HMRC are being urged to provide clarity on the tax treatment of commercial vehicles such as VW Kombi Vans marketed as goods vehicles. The need for clarity follows the ruling after HMRC’s tax tribunal case with Coca Cola. The courts rejected the appeals from Coca Cola regarding the classification of the VW Kombis as vans. So, what’s classified as a car and what’s classified as a van?
Well, the court upheld HMRC’s view that certain vehicles are not goods vehicles but motor cars for benefit in kind purposes. The legislation states that a van must be a goods vehicle, primarily suited for the conveyance of goods Consequently, the income tax and national insurance payable by employee and employer is significantly higher than if the vehicles had been classified as goods vehicles.

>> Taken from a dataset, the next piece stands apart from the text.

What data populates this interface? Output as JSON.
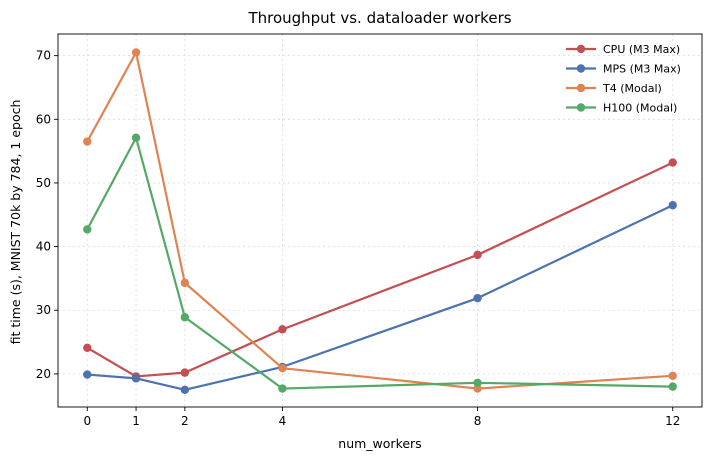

Income tax exemption on vans
There is no assessable benefit in kind where the van is only used for business journeys or the private use of the vehicle is insignificant. For example, making a detour to pick up a coffee or newspaper on the way to work would be seen as insignificant.
What is the tax definition of a van?
The income tax legislation defines van as a “goods vehicle… of a construction primarily suited for the conveyance of goods or burden of any description…”.

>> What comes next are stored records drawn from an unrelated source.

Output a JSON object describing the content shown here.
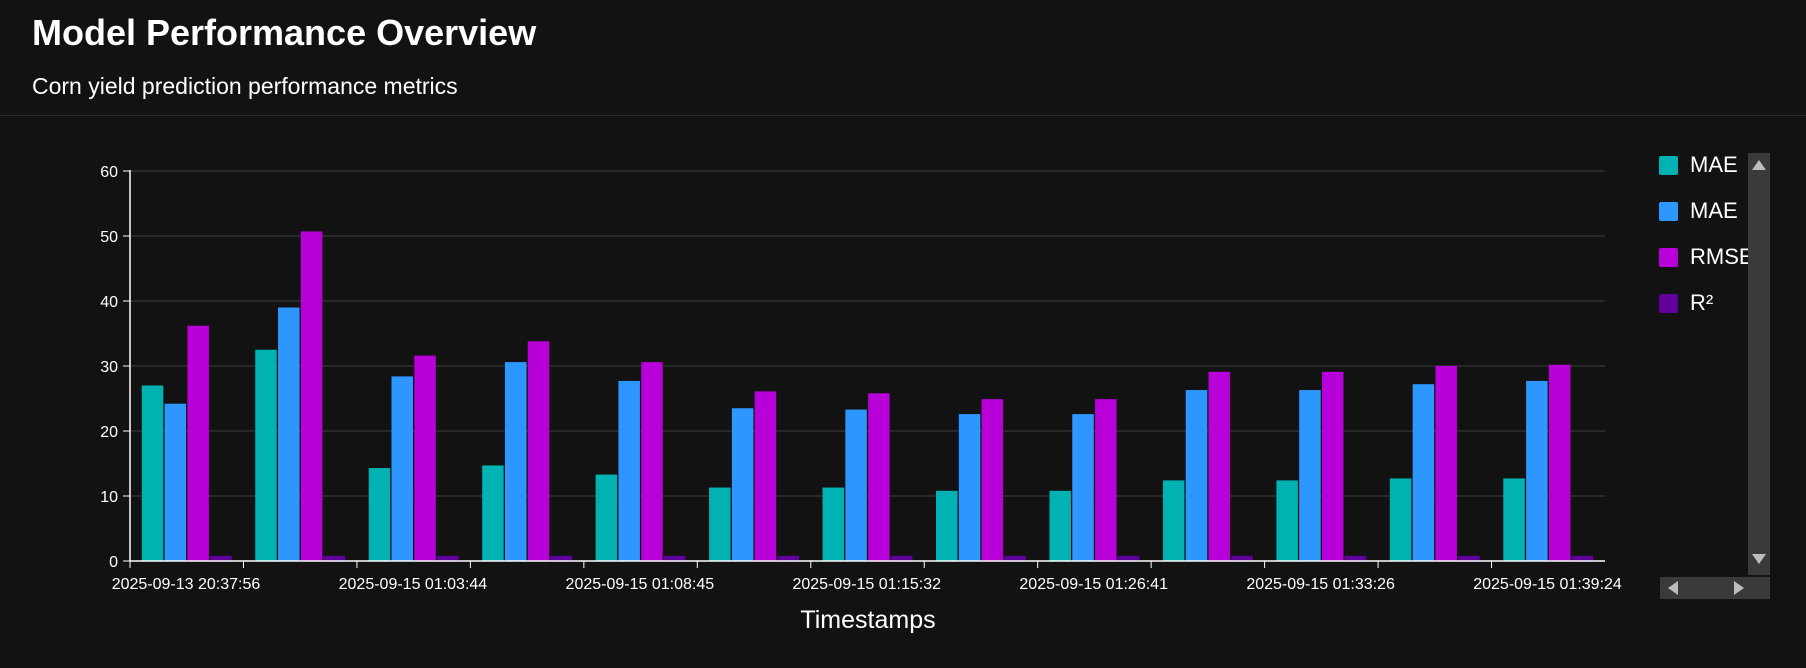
{
  "header": {
    "title": "Model Performance Overview",
    "subtitle": "Corn yield prediction performance metrics"
  },
  "chart_data": {
    "type": "bar",
    "xlabel": "Timestamps",
    "ylabel": "",
    "ylim": [
      0,
      60
    ],
    "yticks": [
      0,
      10,
      20,
      30,
      40,
      50,
      60
    ],
    "grid": true,
    "legend_position": "right",
    "categories": [
      "2025-09-13 20:37:56",
      "",
      "2025-09-15 01:03:44",
      "",
      "2025-09-15 01:08:45",
      "",
      "2025-09-15 01:15:32",
      "",
      "2025-09-15 01:26:41",
      "",
      "2025-09-15 01:33:26",
      "",
      "2025-09-15 01:39:24"
    ],
    "series": [
      {
        "name": "MAE",
        "color": "#00b2b2",
        "values": [
          27,
          32.5,
          14.3,
          14.7,
          13.3,
          11.3,
          11.3,
          10.8,
          10.8,
          12.4,
          12.4,
          12.7,
          12.7
        ]
      },
      {
        "name": "MAE",
        "color": "#2e96ff",
        "values": [
          24.2,
          39,
          28.4,
          30.6,
          27.7,
          23.5,
          23.3,
          22.6,
          22.6,
          26.3,
          26.3,
          27.2,
          27.7
        ]
      },
      {
        "name": "RMSE",
        "color": "#b800d8",
        "values": [
          36.2,
          50.7,
          31.6,
          33.8,
          30.6,
          26.1,
          25.8,
          24.9,
          24.9,
          29.1,
          29.1,
          30,
          30.2
        ]
      },
      {
        "name": "R²",
        "color": "#60009b",
        "values": [
          0.8,
          0.8,
          0.8,
          0.8,
          0.8,
          0.8,
          0.8,
          0.8,
          0.8,
          0.8,
          0.8,
          0.8,
          0.8
        ]
      }
    ]
  }
}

It is understood that the Coca Cola case is due to be heard at the Court of Appeal which will provide legal precedent over the tax treatment.

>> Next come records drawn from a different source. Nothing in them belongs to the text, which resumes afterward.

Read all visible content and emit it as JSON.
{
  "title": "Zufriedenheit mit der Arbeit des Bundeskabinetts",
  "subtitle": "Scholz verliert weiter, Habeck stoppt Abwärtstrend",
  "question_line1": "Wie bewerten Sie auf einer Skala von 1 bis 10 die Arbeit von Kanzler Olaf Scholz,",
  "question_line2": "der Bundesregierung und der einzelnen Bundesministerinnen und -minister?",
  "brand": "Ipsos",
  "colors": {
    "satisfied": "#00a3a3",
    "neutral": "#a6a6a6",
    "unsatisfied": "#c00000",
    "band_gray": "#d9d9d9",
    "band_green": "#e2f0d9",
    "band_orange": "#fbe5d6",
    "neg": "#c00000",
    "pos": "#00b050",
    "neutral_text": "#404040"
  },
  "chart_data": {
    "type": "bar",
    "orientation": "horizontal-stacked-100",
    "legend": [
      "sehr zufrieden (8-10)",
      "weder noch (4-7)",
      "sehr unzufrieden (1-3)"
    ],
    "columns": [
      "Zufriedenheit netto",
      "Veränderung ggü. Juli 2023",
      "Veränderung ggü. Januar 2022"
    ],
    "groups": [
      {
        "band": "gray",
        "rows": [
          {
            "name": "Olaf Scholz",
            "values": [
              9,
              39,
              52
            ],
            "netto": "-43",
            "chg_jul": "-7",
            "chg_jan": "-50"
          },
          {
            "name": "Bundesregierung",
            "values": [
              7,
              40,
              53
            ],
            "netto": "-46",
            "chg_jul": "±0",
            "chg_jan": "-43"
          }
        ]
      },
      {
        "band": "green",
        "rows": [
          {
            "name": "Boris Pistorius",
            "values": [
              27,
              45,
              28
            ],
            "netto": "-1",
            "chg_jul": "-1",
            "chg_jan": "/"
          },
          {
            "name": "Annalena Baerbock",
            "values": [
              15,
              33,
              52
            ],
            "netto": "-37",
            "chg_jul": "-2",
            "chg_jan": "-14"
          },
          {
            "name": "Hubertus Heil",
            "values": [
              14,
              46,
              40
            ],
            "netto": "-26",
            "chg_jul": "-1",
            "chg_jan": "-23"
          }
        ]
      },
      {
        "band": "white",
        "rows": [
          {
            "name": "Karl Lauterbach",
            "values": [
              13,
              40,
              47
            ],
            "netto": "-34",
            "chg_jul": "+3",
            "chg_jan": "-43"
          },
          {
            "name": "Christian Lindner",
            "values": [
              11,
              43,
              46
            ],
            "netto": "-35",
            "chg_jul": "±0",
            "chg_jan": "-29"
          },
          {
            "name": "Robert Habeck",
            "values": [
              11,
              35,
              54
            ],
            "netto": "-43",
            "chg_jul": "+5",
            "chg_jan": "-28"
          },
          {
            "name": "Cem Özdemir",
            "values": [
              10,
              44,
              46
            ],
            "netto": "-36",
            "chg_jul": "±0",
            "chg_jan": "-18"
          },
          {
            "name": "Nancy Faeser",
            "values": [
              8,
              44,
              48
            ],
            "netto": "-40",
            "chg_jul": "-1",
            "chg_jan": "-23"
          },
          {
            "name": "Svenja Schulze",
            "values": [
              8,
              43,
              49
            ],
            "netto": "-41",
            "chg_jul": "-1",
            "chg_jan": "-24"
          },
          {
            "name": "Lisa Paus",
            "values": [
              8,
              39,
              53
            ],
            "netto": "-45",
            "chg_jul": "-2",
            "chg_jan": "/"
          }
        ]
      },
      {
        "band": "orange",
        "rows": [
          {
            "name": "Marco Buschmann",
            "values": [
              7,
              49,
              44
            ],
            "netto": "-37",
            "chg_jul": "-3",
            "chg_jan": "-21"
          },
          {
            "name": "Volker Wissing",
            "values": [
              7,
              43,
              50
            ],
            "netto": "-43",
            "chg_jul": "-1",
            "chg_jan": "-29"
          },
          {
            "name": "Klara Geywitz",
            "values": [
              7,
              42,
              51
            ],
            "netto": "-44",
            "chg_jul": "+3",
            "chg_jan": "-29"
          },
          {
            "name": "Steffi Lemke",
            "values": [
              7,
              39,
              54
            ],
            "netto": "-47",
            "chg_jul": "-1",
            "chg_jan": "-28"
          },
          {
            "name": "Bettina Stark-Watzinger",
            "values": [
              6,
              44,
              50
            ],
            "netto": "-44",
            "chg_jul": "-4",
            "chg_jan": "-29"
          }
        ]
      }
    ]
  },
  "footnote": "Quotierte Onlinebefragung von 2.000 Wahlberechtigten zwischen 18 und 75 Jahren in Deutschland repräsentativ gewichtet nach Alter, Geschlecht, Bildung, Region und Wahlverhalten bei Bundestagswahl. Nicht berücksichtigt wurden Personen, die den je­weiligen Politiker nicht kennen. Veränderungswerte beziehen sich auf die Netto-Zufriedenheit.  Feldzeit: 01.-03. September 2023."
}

Until then employers are in a dilemma how should vehicles like those used in the Coca Cola campaign be reported? Should employers report such vehicles on employees P11d forms? The tribunal had to seek advice from automotive industry experts, so how are employers expected to interpret the rules?
To add to the confusion the benefit in kind rules are not the same as the rules for capital allowances and VAT.